Gündem Soruları – II

Gündem Soruları – II

“Üstümüzde dönen çark ile devran/
Felek bizi halden hale getirir”
Pis Sultan Abdal

Temel soru şu: Türkiye, Aydınlanmacı çizgiden uzaklaşan yeni yapılanma sürecinde nelerden etkilenmektedir? İç hesaplar ve değişkenler ile dış gelişmeler nasıl bir ortak noktada birleşiyorlar? Hangi iç ve dış baskı grupları Türkiye’nin yönünü etkilemektedir? Türkiye nereye doğru yönelmektedir?

Gündem konularına “iç-dış sorunlar” bağlamında bakıldığında:

1. “Açılım”: İçi boş bir kavramla başlandı, ülke yönetenler ısrarla neleri kapsadığını açıklamayıp sanki havai fişekler parlaklığı yarattılar. Kamuoyu önünde etkisiz ve yetkisiz ünlülerle Başbakanlıkta turlar atıldı. Görüşme önce tümden ağır hakaretlerle ret edildi ama sonra “devlet” görüştü denildi (devlet ile hükümet farkını danışmanlar da mı bilmiyor?). Süreçte “hükümet”in yaptığı kabul edilen “PKK ile Oslo Görüşmeleri” gerçekleştirildi. Daha düne kadar “terörist başı” sıfatlı kişinin adı kamuoyu önünde açıkça belirtilemediği için, “İmralı” söylemi ile doğrudan “lider”le görüşmeler başladı. “Öcalan” meşru mektupları ile PKK görüşmelerinin netleştiği gelişmeler yaşandı. Şimdi “hikmetleri kendilerinden menkul” kişiler, eleştirel akla dayalı “akil adam”lık yerine, “cerre çıkan şeriat goygoycuları” gibi, “bilmedikleri” konuda bizi ikna edeceklermiş!
Herkes “barış” istiyor. Ne pahasına, nasıl bir barış? Neyin anlaşması görüşülüyor/ sürecin sonundaki hedef nedir?
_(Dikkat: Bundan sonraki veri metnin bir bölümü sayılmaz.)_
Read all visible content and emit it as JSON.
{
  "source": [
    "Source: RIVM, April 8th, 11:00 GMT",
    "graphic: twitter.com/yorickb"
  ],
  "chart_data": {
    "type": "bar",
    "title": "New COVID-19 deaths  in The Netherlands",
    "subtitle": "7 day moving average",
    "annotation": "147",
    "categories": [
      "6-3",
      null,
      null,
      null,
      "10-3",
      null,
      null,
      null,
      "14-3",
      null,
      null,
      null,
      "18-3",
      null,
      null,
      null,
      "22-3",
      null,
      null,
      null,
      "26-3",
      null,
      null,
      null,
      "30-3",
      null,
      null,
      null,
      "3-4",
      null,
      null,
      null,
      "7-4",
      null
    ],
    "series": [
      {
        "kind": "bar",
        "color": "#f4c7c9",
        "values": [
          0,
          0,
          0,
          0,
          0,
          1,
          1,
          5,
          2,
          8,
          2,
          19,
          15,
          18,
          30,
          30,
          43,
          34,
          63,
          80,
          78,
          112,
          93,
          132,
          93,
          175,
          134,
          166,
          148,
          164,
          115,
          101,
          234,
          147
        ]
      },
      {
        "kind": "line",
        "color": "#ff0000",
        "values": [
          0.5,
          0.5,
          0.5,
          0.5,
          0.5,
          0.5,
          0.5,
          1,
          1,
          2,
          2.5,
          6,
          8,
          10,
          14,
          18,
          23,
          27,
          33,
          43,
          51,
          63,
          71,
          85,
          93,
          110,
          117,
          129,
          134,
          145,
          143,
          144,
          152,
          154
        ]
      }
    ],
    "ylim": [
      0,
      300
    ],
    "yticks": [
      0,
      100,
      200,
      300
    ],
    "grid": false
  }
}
Hedefe ilişkin hiçbir şey açıklanmadığına/ açıklananların doğru çıkmadığına göre, gerçeği kaç kişi biliyor? (İçeriden ve dışarıdan 10-15 kişi?).

2. Cumhurbaşkanlığı seçimine yetiştirilecek “Başkanlık” sistemine dayalı bir “Anayasa” çalışması takviminin, “açılım” süreci ile ilişkisi nedir? “Başkanlık” isteyen gazelhan zevatın şimdilerde suskunlukları tesadüf müdür?

3. Suriye: Başlangıçta nasıl düşürüldüğü açıklanamayan bir uçak var. Hep aynı politik tutumu sergilediği halde, altı ay öncesine kadar “kardeş Esad”, şimdi “zalim Esed” olmuştur. Nerden ve kim tarafından atıldığı bilinmeyen Suriye yönünden gelen birkaç cılız bomba sınırlarımız içine düşmüştür. Dünyanın sayılı güçlü Türk ordusunun bu cılız bombalar karşısında ülkeyi savunamayacağı iddiası ile Hükümet NATO’dan istenen Patriot’larla Güneydoğu Anadolu’yu doldurmuştur. Bir tuhaflık yok mu? Yaklaşık bir yılda Amerikan CIA desteği ile 30 uçuşta 3500 ton silahın Türkiye üzerinden Suriyeli muhaliflere gittiği biliniyor. Gönderilen insan desteğinin sınırı bilinmiyor. Türkiye Suriye’ye yalnızca insani nedenle mi yükleniyor, bir taşeronluk mu var?

4. Akdeniz’in Suriye açıklarında, Kıbrıs adasının doğusunda petrol ve doğal gaz var! Ayrıca Kuzey Irak bölgesel Kürt yönetiminin petrolünü Akdeniz’e akıtmaya Suriye engel!

5. Rusya İran ve Suriye ile müttefiklik yaparak bölgesel kaynaklarda denge istiyor. Bu, hem Amerikan hem de İsrail çıkarlarına ters geliyor. O nedenle Obama (ABD) ile Natenyahu (İsrail) Türkiye’yi Suriye taşeronluğuna gönderiyor. Bize de “İsrail özür diledi” masalı anlatılıyor (“kaz gelen yerden tavuk” meseli).

6. Şimdilik Sonuç: Ne ilginç değil mi? Silivri’de hukuk çiğnenip, insanlar baskılanırken, ülkemiz tüm bunların aynı masadan yönetildiği/ aynı anda gerçekleşen bir bilinmeze sürükleniyor!